Apple store designer Tim Kobe: stores are “as important as they’ve ever been”

By | 3 minute read | April 12, 2018

When Apple first asked Tim Kobe to design a retail store, the company only had four products in its line-up. So Kobe created a store experience that revolved entirely around the consumer and served as a space for service and learning. That formula helped make Apple one of the world’s most successful consumer technology brands. (Apple and IBM are currently working together to bring enterprise AI to mobile.)

As the founder and CEO of the strategic design firm Eight Inc., Kobe has continued to create stores for some of the world’s biggest brands. A lot has changed in retail since Kobe started his firm in 1989, and technological disruption has been a big part of that. Technology, he said, will also be a big part of what comes next.

On April 18, as part of World Retail Congress, Kobe will join the London College of Fashion’s Matthew Drinkwater and TheCurrent’s Rachel Arthur for “Store design + technology= future of customer experience,” a workshop on the power of cutting-edge technologies to create incredible customer experiences. IBM spoke with Kobe over the phone about stores, technology and the future of retail. The conversation has been edited for length and clarity.

IBM: As e-commerce continues to boom, what role do stores play for retailers today? 

Kobe: Their role is shifting but they’re also as important as they’ve ever been. When you look at retail today, good retail is not suffering, bad retail is—I’m talking about the people who haven’t decided to be competitive or work on solutions that impact the end user experience. It’s sort of a sorting out of the market. If you compare in America the number of stores per person to other parts of the world, we’re something like 10 times more saturated…In a way I think it’s a natural evolution but I think those who are more digitally savvy are those that are going to succeed rather than those who ride the old model.

IBM: Eight Inc. promises to design “meaningful human experiences.” What role does technology play in that?

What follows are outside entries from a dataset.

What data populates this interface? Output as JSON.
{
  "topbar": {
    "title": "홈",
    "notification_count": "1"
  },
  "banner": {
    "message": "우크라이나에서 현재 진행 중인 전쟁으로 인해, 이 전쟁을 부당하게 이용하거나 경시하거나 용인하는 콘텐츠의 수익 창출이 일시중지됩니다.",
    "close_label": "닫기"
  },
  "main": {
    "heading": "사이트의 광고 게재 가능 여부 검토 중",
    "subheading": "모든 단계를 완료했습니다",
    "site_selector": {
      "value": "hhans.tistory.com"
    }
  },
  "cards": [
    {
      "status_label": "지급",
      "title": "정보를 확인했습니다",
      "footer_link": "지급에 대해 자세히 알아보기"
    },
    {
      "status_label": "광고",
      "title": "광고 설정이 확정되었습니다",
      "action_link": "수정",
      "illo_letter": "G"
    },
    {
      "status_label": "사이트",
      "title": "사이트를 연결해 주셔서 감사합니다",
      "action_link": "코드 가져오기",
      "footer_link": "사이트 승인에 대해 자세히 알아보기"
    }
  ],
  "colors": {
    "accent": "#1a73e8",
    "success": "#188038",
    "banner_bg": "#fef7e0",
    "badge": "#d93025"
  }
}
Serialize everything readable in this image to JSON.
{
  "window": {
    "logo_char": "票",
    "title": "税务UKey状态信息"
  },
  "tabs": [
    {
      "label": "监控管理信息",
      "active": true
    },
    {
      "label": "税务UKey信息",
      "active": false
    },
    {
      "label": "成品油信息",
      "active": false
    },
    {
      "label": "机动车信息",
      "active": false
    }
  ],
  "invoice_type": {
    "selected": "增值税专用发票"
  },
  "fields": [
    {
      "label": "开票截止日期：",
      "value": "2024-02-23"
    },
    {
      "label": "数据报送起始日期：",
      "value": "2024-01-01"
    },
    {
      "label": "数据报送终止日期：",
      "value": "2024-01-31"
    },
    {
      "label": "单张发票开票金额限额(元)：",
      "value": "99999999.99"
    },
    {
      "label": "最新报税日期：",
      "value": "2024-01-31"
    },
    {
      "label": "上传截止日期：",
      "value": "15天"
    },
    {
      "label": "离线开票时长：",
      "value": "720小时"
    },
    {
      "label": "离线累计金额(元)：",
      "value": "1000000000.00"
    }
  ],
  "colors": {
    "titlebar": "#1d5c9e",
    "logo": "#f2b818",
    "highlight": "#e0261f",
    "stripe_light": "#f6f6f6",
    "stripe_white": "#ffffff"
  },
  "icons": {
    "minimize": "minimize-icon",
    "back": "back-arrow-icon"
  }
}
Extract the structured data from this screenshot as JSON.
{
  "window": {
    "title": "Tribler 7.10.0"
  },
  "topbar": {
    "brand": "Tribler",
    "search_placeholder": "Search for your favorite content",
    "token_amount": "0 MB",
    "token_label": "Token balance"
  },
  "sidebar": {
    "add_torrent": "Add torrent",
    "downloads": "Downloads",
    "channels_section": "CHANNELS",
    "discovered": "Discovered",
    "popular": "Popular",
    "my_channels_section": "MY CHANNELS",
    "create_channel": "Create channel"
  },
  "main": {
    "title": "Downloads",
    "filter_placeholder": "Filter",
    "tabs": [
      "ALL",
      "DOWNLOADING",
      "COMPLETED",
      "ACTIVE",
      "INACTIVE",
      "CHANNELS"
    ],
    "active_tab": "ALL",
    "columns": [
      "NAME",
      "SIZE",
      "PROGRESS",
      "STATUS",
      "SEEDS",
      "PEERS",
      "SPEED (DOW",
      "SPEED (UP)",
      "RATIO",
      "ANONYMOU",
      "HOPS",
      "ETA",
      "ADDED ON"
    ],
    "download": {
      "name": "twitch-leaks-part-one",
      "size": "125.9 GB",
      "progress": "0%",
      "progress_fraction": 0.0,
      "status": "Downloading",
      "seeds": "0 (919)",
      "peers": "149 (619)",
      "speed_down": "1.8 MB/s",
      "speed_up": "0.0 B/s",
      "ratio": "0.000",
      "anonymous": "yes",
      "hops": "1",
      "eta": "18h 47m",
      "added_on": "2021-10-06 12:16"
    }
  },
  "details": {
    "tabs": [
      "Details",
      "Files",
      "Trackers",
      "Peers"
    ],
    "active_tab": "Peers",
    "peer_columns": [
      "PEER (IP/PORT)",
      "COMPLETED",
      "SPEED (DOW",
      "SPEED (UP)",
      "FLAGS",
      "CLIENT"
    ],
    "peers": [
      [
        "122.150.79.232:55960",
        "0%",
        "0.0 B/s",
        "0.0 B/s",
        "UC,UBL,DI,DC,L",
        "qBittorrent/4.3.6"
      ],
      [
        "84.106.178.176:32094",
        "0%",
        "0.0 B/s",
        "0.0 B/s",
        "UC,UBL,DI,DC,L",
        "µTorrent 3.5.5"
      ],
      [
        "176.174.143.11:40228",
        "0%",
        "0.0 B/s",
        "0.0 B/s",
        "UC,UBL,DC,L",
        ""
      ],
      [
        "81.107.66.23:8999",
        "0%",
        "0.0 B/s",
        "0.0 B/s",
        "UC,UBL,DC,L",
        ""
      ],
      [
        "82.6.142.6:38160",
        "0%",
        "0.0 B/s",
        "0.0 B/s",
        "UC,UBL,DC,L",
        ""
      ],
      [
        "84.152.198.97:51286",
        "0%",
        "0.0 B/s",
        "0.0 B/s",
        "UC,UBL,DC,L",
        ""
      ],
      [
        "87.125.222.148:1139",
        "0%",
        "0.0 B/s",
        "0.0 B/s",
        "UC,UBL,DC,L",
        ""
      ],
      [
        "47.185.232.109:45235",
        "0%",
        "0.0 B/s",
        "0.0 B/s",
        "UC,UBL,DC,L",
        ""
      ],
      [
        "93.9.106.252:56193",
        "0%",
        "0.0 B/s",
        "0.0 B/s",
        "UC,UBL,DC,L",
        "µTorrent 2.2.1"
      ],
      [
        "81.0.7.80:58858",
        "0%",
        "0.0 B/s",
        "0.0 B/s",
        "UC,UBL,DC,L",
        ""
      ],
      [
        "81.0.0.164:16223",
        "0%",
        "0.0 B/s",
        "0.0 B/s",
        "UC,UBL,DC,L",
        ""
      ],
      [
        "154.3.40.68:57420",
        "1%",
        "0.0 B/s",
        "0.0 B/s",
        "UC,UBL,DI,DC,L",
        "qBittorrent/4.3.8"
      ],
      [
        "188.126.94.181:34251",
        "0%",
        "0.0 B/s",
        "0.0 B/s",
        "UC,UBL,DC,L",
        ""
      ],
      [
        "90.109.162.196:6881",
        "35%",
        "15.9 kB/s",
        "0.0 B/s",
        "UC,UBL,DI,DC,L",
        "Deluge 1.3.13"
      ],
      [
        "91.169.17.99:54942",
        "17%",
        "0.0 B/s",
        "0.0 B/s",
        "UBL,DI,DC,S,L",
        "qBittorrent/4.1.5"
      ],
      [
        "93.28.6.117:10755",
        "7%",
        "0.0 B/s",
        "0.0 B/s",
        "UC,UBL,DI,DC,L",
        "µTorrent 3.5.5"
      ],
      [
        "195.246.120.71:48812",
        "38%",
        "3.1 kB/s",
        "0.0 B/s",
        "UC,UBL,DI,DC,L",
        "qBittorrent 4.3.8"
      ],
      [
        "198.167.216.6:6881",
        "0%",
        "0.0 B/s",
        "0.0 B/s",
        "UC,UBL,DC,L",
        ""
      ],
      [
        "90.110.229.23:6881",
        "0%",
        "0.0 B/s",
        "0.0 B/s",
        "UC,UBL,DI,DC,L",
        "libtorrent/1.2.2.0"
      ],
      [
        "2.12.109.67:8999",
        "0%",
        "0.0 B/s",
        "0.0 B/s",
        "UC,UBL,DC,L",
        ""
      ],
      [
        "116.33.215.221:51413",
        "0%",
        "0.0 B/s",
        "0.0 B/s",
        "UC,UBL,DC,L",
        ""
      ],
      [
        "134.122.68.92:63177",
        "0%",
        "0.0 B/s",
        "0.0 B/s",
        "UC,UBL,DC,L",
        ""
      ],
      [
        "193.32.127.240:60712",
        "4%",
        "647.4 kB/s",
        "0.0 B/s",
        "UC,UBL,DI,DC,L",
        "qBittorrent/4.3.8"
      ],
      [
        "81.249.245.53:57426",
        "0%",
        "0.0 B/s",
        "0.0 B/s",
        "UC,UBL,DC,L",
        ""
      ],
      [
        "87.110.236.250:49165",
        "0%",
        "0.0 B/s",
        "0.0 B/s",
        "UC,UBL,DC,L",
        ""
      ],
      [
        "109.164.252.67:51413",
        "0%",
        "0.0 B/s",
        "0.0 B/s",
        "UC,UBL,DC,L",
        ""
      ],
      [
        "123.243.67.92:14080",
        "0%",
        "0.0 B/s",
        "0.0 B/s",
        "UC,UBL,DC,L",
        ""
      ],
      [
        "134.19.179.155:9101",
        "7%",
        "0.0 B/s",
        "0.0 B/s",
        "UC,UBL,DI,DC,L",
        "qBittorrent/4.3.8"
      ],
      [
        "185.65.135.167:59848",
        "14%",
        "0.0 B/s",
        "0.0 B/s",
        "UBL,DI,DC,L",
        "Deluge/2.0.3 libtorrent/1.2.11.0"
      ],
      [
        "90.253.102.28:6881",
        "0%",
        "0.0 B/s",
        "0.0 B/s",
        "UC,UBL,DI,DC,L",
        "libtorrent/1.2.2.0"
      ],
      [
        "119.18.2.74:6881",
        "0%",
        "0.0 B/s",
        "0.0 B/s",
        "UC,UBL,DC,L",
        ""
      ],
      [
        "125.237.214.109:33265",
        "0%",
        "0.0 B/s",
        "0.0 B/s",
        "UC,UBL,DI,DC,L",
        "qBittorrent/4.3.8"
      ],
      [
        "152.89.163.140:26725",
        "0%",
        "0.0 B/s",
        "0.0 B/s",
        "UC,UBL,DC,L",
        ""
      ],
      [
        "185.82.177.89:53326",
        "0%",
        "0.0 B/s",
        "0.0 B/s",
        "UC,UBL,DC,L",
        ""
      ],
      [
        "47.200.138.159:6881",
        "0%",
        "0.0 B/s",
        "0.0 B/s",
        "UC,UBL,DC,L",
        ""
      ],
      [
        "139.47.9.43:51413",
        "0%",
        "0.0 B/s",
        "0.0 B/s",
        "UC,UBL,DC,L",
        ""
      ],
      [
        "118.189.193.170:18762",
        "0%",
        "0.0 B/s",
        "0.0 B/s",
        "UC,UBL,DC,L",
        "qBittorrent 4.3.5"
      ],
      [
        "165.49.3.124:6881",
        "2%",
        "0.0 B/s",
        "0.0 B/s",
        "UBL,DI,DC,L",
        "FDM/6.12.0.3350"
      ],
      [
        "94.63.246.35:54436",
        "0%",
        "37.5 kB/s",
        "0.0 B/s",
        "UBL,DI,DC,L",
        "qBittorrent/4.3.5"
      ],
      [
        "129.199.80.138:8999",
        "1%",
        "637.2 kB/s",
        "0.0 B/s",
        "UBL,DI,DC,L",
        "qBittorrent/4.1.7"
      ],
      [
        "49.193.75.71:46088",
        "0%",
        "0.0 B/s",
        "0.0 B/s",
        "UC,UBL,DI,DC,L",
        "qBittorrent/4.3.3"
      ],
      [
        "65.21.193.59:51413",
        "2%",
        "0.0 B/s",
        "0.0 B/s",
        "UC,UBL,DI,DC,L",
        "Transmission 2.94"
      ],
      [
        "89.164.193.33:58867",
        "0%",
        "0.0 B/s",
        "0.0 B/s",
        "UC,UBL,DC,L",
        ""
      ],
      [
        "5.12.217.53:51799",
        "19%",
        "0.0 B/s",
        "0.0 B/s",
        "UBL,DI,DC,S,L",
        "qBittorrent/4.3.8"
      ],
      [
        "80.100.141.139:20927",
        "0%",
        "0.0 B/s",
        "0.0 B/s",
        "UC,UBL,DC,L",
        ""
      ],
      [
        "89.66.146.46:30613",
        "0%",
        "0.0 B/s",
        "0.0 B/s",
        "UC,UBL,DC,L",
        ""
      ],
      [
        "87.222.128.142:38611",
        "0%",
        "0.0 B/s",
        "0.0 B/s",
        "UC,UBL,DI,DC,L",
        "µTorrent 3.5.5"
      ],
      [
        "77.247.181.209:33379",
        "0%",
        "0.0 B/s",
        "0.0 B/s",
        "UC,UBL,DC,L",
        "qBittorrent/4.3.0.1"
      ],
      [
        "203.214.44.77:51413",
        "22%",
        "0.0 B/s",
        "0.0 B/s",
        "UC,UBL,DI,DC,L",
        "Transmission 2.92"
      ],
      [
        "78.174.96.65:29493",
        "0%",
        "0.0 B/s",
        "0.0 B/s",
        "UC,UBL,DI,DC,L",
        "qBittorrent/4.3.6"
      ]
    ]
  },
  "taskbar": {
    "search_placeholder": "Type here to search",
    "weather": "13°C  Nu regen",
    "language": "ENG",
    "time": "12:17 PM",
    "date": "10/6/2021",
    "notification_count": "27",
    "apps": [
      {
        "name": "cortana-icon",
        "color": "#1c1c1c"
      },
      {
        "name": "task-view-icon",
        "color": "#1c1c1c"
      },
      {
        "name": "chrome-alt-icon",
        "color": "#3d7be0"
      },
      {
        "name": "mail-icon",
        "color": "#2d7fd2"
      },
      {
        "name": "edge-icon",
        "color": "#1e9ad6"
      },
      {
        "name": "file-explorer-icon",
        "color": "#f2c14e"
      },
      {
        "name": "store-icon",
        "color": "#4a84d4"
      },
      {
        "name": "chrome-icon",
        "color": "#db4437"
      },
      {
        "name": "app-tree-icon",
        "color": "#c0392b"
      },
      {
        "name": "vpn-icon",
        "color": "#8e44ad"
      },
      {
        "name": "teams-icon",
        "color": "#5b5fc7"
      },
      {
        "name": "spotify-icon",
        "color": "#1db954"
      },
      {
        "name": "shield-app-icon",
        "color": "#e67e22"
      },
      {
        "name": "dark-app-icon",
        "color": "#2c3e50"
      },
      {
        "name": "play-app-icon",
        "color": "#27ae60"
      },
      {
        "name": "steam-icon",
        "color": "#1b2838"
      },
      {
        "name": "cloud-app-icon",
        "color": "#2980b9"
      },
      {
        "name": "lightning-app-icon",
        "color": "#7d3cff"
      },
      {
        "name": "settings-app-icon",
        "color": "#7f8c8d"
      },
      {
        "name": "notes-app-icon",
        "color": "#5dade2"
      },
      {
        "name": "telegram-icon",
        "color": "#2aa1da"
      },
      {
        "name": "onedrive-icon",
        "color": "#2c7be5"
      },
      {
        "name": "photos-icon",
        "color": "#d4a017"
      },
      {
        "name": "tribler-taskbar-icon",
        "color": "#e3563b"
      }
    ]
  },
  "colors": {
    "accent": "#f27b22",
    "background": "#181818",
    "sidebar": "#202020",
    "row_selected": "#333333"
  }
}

Kobe: It’s about making sure you’re creating deeper meanings. Technology is just a tool to get to that. The human outcome is what should be the primary objective and then you use the right tool to achieve that outcome. It’s not about just checking the box and getting the latest technology. It’s one of those things where you have to be consistently evaluating what the human outcome is in order to have the business outcome.

IBM: Do you think the Apple store has changed the way retailers have looked at their brick-and-mortar spaces?

Kobe: What the Apple work helped develop was making the store a brand tool that could convey aspects of the brand that were previously left to a communications role. You can feel what the Apple brand is by the experience you have in the space. Now more companies see their stores as brand touch points, rather than just a transaction space.

IBM: Some companies are taking that idea to an extreme, and choosing not to sell any products at their stores. What do you make of that?

Kobe: There’s probably some balance that has to happen there. I don’t know if in the near term you can just be an experience store and not sell anything. A few have tried it, but the idea that you could just do a brand store and not attribute any other values to it is a tough one for some companies to make work. The store is the point where you’re driving the highest emotional connections, and we know that tends to drive the most conversions. If you’re creating that emotional environment and not doing a conversion, then you’re kind of wasting that opportunity.

IBM: How might the role of the store change in the future? 

Kobe: I think retail is very interesting because to me it’s one of the businesses where if you’re not refreshing your offer every five years you’re probably behind your competition. A lot of companies that haven’t been looking at disrupting themselves end up being beaten by someone who is. Retail is especially competitive, especially challenging and I think it’s quite complex when you think about the human psychology in addition to all the other functional parts that go into a successful retail program.